How do I find a rotation that brings this equation of a cone to standard axes? UNDERGRAD LINEAR ALGEBRA~
I'm really bad at this alternate coordinate stuff because I missed the last bit of classes and that's when we did change of bases. I know for a vector in standard basis $\bar{x}$ we can find a representation for the same thing in a base $B$, denoted $[\bar{x}]_B$ by finding $\bar{C}[\bar{x}]_b = \bar{x}$. So far practice problems have been simple manipulations of matrices, so I'm not sure how to approach this problem:
A conic in the xy coordinate system is $5x^2 -2\sqrt{3}xy+7y^2 = 16$. Find a rotation of coordinates that bring it to standard form. What is the matrix of this rotation? What is the cosine of the angle of the rotation? (this part I can probably do after getting started).

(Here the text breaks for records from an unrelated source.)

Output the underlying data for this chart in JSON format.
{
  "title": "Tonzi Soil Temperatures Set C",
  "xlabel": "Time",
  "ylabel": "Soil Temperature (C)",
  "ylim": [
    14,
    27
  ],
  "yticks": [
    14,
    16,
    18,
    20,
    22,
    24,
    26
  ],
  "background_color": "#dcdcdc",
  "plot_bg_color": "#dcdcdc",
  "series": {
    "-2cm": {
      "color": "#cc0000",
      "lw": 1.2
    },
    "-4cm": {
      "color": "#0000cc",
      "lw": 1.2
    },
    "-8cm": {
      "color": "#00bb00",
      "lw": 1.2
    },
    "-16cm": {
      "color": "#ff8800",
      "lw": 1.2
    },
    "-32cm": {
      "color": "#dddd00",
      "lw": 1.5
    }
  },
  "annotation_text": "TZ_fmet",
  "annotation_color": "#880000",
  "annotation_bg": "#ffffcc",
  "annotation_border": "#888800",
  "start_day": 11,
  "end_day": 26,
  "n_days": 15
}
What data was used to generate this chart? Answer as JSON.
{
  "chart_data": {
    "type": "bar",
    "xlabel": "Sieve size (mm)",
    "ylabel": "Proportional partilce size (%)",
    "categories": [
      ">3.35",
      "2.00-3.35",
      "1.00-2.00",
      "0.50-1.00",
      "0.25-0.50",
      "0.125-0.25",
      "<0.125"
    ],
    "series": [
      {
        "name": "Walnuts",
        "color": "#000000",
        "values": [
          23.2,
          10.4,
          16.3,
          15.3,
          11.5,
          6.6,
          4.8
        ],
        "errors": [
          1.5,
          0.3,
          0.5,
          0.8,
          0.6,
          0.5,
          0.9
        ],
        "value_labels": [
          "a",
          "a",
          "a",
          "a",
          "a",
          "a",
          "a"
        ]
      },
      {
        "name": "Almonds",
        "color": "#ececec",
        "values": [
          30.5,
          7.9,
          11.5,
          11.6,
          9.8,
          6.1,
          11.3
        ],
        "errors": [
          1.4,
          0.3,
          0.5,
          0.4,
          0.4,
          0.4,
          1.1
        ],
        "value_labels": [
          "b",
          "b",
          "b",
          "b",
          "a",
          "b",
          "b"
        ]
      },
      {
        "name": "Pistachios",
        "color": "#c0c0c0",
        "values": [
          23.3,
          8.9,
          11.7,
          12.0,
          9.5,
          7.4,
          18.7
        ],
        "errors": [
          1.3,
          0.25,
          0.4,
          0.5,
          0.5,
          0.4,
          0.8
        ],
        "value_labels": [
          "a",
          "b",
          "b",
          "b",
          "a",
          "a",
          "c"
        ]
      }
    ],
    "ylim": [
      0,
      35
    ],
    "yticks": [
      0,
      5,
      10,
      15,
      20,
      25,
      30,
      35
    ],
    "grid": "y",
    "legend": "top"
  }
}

 A: One straightforward way of doing this is to find a rotation matrix, $\ U\ $, such that the matrix
$$
D=U^\top\pmatrix{5&-\sqrt{3}\\-\sqrt{3}&7}U
$$
is diagonal.  The equation of your conic can be written as
$$
\pmatrix{x&y} \pmatrix{5&-\sqrt{3}\\-\sqrt{3}&7} \pmatrix{x\\y}=16\ ,
$$
so if you define new coordinates $\ x', y'\ $ by
$$
\pmatrix{x',y'}=U^{-1} \pmatrix{x\\y}\ ,
$$
—that is, with respect to axes subjected to the rotation determined by $\ U\ $—then the equation in the  new coordinates is
\begin{align}
16&= \pmatrix{x'&y'}U^\top \pmatrix{5&-\sqrt{3}\\-\sqrt{3}&7} U\pmatrix{x'\\y'}\\
&= \pmatrix{x'&y'}D \pmatrix{x'\\y'}\\
&= d_1x'^2+d_2y'^2\ ,
\end{align}
where $\ d_1, d_2\ $ are the (diagonal) entries of $\ D\ $.
The columns of $\ U\ $ need to be chosen as normalised eigenvectors of the matrix $\  \pmatrix{5&-\sqrt{3}\\-\sqrt{3}&7}\ $, and $\ d_2, d_2\ $ will then be the corresponding eigenvalues.
A: A general rotation matrix has the form $$R=\begin{bmatrix}\cos\theta&-\sin\theta\\\sin\theta&\cos\theta\end{bmatrix},$$ while the equation of the conic can be written as $$\begin{bmatrix}x&y\end{bmatrix} \begin{bmatrix}5&-\sqrt3\\-\sqrt3&7\end{bmatrix} \begin{bmatrix}x\\y\end{bmatrix}=17.$$ Substiuting $(x,y)^T=R^{-1}(x',y')^T$ into the left-hand side of this equation and using $R^{-1}=R^T$ gives $$\begin{bmatrix}x'&y'\end{bmatrix} R\begin{bmatrix}5&-\sqrt3\\-\sqrt3&7\end{bmatrix} R^T \begin{bmatrix}x'\\y'\end{bmatrix} = \begin{bmatrix}x'&y'\end{bmatrix} \begin{bmatrix}6-\cos2\theta+\sqrt3\sin2\theta & -\sqrt3\cos2\theta-\sin2\theta \\ -\sqrt3\cos2\theta-\sin2\theta & 6+\cos2\theta-\sqrt3\sin2\theta\end{bmatrix} \begin{bmatrix}x'\\y'\end{bmatrix}.$$ We want the $x'y'$ term to vanish, so we must have $\sqrt3\cos2\theta+\sin2\theta=0.$ Solve for $\theta$. Note that the rows of the resulting rotation matrix will be eigenvectors of the symmetric matrix associated with the conic, but there’s no need to go through the usual eigenvector/eigenvalue computation to solve this problem.